Cahiliye hakkındaki Arap dili, kelam ilmi ve İslam hukuk metodolojisi açısından kabul edilmesi imkânsız yorumların taraftar bulmasında siyasi ve konjonktürel etkilerinin bulunduğu açıktır. Lakin şunu da itiraf etmeliyiz ki cahiliye üzerinden toplu tekfire kapı aralayan radikal yorumların çok sayıda taraftar bulmasının önemli sebeplerinden birisi de İslam ülkelerindeki baskıcı ve totaliter rejimlerin özgürlükleri kısıtlamasıdır. Bu rejimlerin baskılarından kurtulmak isteyen kitleler cahiliye üzerinden söz konusu rejimlerin meşruiyetini sorgulamışlardır. Öte yandan siyasi gücü eline geçiren İslamcıların elinde cahiliye kavramı rakiplerini sindirmek, taraftarlarını bir arada tutabilmek için kullanılmıştır.

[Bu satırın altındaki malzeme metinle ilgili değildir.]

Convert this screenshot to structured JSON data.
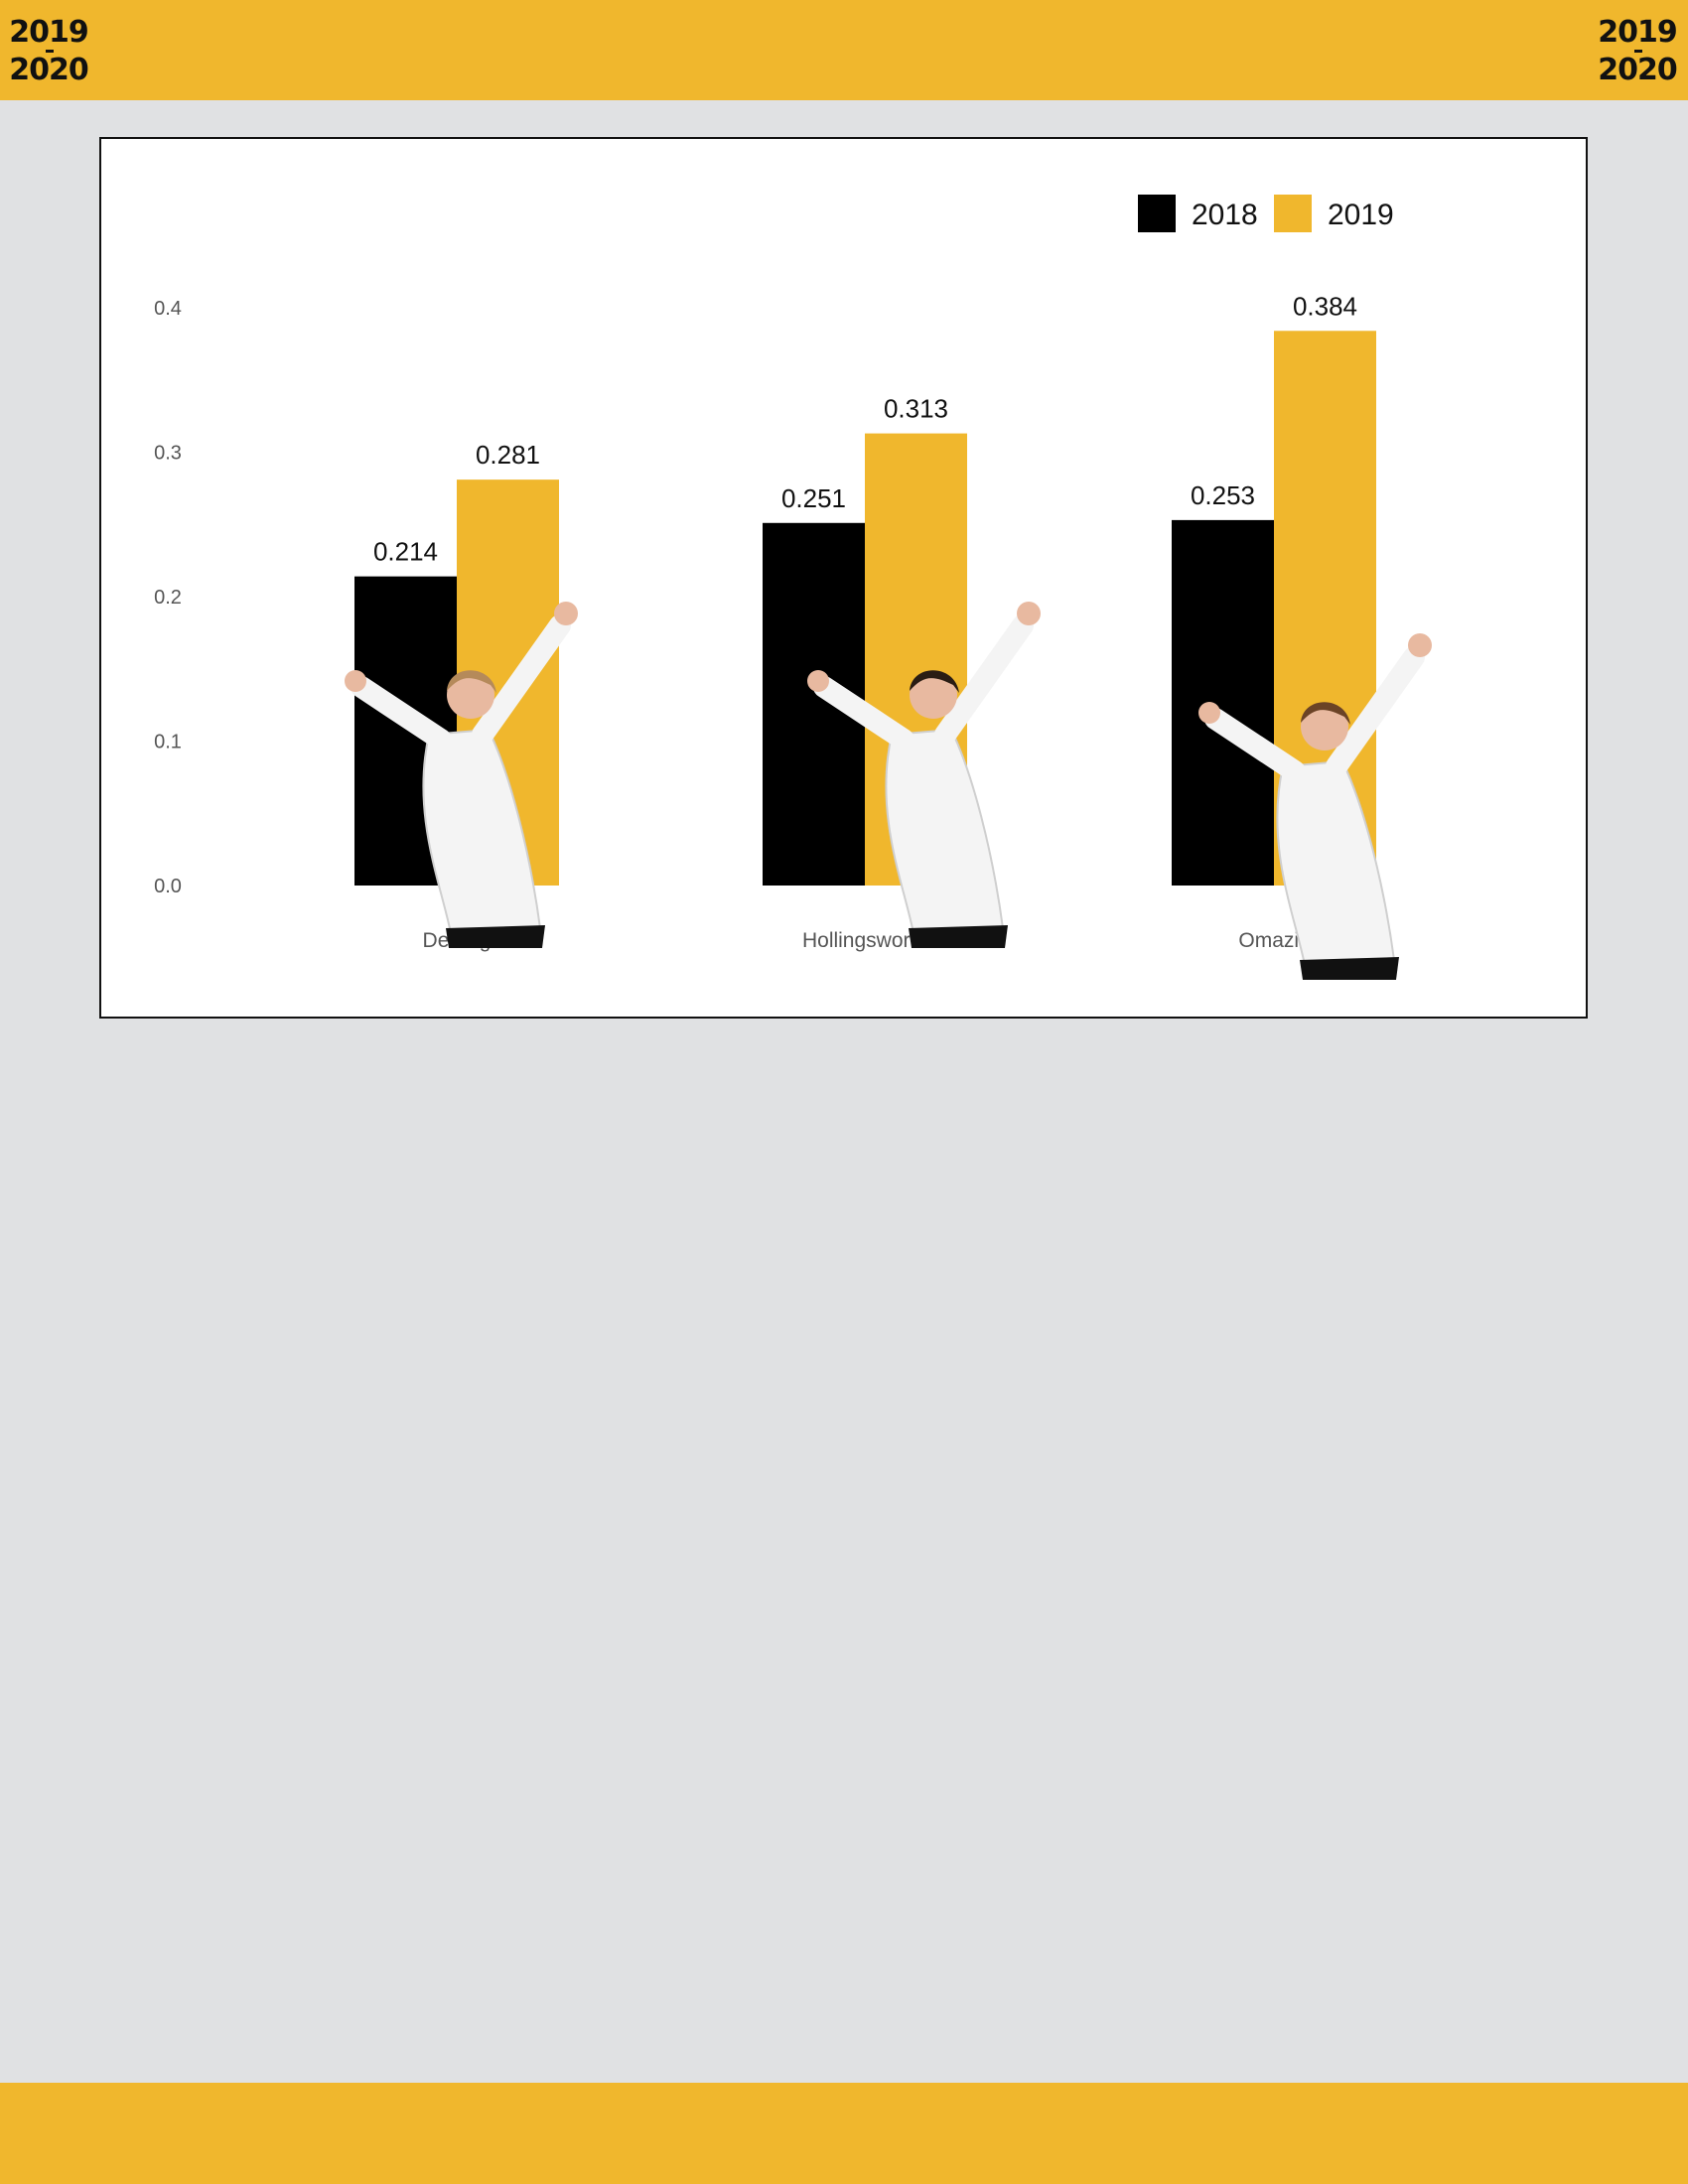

‘’Bilgisizlik’’te insanları bilgilendirip hakikati bilme, hakka uymada özgür bırakma anlamı mündemiç olduğu halde, ‘’hâkimiyet/egemenlik’’te insanların özgür iradelerini sınırlandırma, tahakküm esastır. Dolayısıyla cahiliye kavramının siyaset ve egemenlik üzerinden yorumlanması despot, totaliter rejimlere tahakkümlerini meşrulaştırma imkânı verir. Ayrıca gücü ele geçirmek için kutsal değerleri araçsallaştırmakta sakınca görmeyen siyasi yapılanmalara da arzu ettikleri ideolojik argümanı kazandırır. Bundan dolayı cahiliye, bugün selefi akımlar, İslamcılar ve diğer radikal gruplar tarafından sıkça kullanılır.

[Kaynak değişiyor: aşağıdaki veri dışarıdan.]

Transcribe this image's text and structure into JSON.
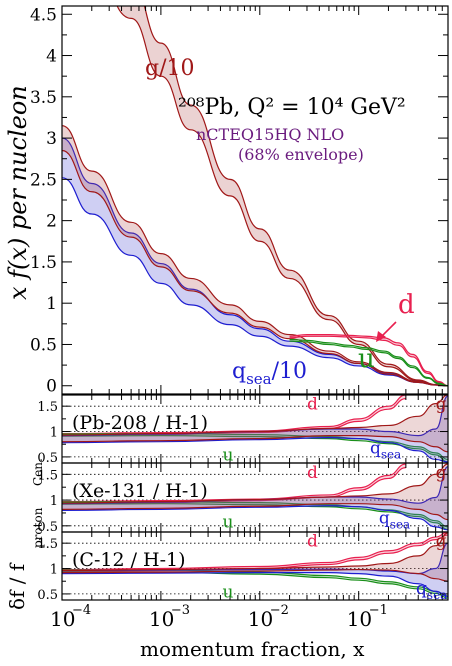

İdeolojilerin sosyal hayatı düzenleme isteği karşılarına çıkan muhalif grupları yalnızca fikir açısından değil, siyasi ve toplumsal açıdan da mücadele edilmesi gereken rakipler olarak algılamalarına sebep olmaktadır. İdeolojik grupların toplumsal hedeflerini gerçekleştirmek için ya rakiplerinden daha iyi olmaları ya da onlardan kurtulmaları gerekir. Bazı ideolojik gruplar rekabet etme imkanına sahip olmadıklarını düşündüklerinde, hedeflerine ulaşabilmek için hukuki ve ahlaki olmayan metotlara başvurmakta sakınca görmemişlerdir. Gayenin kutsallığından dolayı da çoğu zaman kullanılan araçların yanlışlığı göz ardı edilmiştir.

Şiddeti meşrulaştırmada en önemli unsurun insanları ötekileştirmek olduğu unutulmamalıdır. Bütün insanları ya da ırkçı ideolojilerde olduğu gibi belirli bir toplumu kurtaracak bir fikre ya da düşünceye sahip olduklarına inanan gruplar, çoğunluğun kurtuluşu için bazı insanların şiddete maruz kalmasında sakınca görmemişlerdir.

Dinler, merhamet ve sevgi ilkeleri ile insanlara karşı merhametli olmayı tavsiye ettiği halde, dine dayalı ideolojiler kendilerine alan açmak taraftar toplamak için ayrıştırmacı ve dışlayıcı bir diskuru benimsemişlerdir.

Cahiliye karanlığından kurtuluşa ulaştırma fikri, kurtarıcılara dini bir misyon yüklemektedir. Kendisini halife olarak gören bir siyasetçinin neler yapabileceğinin yakın siyasi tarihimizde birçok örneği vardır. Kendisini tüm insanları kurtaracak beklenen Mesih zanneden bir siyasetçinin neler yapabileceğini de kısmen gördük. Cahil toplumların sahte liderlere ve ütopik söylemlere ilgisi ve büyük yalanlara kolay inanma temayülü, ayrımcı siyasetin gelecekte çok daha büyük toplumsal problemler üretebileceğini göstermektedir. Umarım ideolojiler çağının bittiğinin farkına varırız ve dini değerlerin siyasi ideolojiler tarafından kullanılmasına hep beraber karşı çıkarız.